Sebenarnya ibu Rere punya alasan tersendiri, jarang atau tidak membelikan berbagai macam minuman siap saji. Selain urusan halal haram, ibu Rere juga melihat kandungan minuman tersebut. Menurut ibu Rere, minuman yang sedang viral itu terlalu manis untuk tubuh kita. Kalau kita minum manis terlalu banyak ada banyak resiko, yaitu resiko kesehatan. Seperti asam urat. Minum-minuman manis terus menerus yang menjadi kebiasaan juga dapat membuat kita obesitas, diabetes, dan hipertensi.

Lalu berapa sih gula yang kita butuhkan dalam sehari?  Nah di sini ada dua pendapat yang menarik. Menurut Kementrian Kesehatan Indonesia, kebutuhan gula yang diperlukan tubuh kita adalah 50 gram gula per hari atau setara 4 sendok makan. Sementara, menurut American Heart Association (AHA) menyarankan kebutuhan gula per hari sekitar 100 kalori atau setara 6 sendok teh. Minuman yang memiliki kadar gula paling tinggi adalah 55 gram gula. Itu belum termasuk makanan dan minuman yang masuk di hari itu.

Ternyata jenis kelamin juga mempengaruhi kadar gula yang dibutuhkan. Laki-laki butuh gula lebih banyak dibanding perempuan. Laki-laki yang sudah besar alias dewasa, butuh 9 sendok teh gula. Kalau perempuan, butuhnya lebih sedikit dibanding laki-laki. Perempuan cuma butuh 6 sendok teh gula.

Ibu melihat Rere yang masih bepikir. “Coba Rere pikirkan jawabannya ya,”Sebagai hadiah, ntar kalau sudah ada logo halalnya, ibu beliin deh khusus untukmu ibu beliin dua,” kata ibu menyemangati anaknya yang lesu karena tidak dapat menjawab pertanyaan ibu.

“Beneran?” kata Rere penuh semangat.

“Iya, beneran. Sesekali tak apa, biar Rere tidak penasaran,” kata ibu.

“Ya udah, aku mau main lagi ya, bu. Coba kutanya teman-teman juga ah...,” kata Rere bersemangat kembali.

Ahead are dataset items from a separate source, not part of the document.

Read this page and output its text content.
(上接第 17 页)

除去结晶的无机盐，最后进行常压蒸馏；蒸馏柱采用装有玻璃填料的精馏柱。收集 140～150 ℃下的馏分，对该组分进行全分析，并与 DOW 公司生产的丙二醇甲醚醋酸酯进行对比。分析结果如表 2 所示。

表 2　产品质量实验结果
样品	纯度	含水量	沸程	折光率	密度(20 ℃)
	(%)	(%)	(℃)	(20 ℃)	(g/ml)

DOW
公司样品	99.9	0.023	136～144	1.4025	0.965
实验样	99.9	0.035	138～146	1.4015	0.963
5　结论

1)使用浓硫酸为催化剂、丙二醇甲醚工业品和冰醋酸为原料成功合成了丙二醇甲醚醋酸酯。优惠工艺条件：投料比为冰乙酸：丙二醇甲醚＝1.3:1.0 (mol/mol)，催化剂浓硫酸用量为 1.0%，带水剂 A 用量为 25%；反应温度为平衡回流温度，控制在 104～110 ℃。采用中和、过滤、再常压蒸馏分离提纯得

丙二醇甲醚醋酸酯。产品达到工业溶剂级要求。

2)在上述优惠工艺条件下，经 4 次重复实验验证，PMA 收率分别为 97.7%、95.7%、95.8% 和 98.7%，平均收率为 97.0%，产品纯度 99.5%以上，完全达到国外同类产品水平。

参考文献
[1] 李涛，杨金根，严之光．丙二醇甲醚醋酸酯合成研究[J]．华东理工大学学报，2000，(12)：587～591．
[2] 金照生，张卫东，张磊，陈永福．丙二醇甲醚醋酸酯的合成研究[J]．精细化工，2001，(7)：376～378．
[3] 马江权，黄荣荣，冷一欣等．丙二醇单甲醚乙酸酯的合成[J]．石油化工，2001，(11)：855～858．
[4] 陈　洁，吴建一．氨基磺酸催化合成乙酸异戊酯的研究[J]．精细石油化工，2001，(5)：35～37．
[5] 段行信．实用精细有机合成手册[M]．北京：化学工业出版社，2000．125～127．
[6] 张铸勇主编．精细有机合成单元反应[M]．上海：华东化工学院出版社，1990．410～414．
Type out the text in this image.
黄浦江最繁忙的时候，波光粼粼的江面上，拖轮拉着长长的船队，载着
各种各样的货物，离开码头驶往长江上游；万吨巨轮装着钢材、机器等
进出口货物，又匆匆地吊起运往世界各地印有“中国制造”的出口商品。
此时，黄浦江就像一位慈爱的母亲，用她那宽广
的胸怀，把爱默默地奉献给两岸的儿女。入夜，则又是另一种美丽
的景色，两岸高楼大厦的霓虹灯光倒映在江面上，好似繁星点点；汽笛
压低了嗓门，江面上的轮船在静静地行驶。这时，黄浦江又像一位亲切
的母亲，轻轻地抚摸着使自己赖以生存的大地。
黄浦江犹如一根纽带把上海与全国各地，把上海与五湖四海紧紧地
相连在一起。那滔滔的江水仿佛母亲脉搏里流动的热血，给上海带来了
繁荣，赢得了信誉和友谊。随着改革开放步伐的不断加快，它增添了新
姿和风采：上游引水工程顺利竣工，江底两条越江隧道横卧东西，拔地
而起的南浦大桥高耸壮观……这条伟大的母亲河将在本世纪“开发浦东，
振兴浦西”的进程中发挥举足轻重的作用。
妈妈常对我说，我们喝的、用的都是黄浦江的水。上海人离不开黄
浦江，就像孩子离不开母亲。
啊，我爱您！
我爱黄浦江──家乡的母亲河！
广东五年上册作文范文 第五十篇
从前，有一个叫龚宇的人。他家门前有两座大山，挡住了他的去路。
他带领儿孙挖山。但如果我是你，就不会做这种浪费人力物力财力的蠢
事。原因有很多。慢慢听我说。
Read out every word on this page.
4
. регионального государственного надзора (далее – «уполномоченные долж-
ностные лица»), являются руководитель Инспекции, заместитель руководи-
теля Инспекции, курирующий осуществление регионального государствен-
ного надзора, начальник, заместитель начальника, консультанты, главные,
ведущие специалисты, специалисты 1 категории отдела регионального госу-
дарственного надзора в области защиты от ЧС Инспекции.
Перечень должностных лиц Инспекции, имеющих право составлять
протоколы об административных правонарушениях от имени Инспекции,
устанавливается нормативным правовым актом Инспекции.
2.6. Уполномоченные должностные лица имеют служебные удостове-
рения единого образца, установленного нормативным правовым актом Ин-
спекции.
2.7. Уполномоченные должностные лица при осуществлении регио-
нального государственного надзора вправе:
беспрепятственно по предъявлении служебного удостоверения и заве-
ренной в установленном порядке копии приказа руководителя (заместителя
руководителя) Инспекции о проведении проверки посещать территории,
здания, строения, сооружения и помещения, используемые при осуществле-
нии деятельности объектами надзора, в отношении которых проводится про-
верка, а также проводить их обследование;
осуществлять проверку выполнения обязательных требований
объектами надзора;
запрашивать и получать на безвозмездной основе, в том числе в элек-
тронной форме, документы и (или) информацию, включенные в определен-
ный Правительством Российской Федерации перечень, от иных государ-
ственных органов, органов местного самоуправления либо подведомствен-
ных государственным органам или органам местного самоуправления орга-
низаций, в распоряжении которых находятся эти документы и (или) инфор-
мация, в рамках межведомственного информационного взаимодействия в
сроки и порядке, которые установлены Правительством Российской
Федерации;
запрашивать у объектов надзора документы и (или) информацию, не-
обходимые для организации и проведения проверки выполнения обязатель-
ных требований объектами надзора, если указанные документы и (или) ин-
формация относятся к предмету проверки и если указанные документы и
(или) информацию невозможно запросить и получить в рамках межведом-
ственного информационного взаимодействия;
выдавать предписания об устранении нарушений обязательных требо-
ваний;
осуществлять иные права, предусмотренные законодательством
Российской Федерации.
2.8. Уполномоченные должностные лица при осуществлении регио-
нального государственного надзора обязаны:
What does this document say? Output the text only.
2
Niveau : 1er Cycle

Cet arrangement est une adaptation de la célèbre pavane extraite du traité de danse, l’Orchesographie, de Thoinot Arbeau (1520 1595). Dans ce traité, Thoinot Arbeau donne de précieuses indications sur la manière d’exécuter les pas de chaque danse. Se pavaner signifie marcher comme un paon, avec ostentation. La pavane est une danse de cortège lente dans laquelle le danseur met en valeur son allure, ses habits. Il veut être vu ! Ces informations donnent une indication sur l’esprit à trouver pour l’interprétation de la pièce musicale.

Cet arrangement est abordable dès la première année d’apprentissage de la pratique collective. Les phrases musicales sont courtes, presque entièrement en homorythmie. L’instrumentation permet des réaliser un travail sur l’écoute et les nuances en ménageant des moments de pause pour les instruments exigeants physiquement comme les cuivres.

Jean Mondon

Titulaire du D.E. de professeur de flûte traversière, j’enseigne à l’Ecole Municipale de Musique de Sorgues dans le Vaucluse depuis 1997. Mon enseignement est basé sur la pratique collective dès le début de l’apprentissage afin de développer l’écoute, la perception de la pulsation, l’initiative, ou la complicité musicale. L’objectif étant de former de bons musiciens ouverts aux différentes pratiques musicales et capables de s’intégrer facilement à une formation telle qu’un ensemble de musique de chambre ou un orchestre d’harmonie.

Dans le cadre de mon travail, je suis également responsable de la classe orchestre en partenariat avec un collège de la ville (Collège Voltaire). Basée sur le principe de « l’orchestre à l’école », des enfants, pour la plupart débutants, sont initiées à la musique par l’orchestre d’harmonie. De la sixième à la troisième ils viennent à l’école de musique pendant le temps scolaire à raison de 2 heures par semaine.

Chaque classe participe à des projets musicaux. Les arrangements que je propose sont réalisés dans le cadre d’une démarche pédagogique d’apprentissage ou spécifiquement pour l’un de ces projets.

Sampai-sampai ia lupa memakai kerudungnya.

“Eh.. ini kerudungnya,” kata ibu mengambil kerudungnya.

“Ah.. iya lupa,” kata Rere mengambil kerudung dari tangan ibu dan memaikanya di depan pintu.

Setelah itu Rere pamit pergi, membuka pintu lalu keluar. Ia bermain dengan teman-temannya sampai siang hari.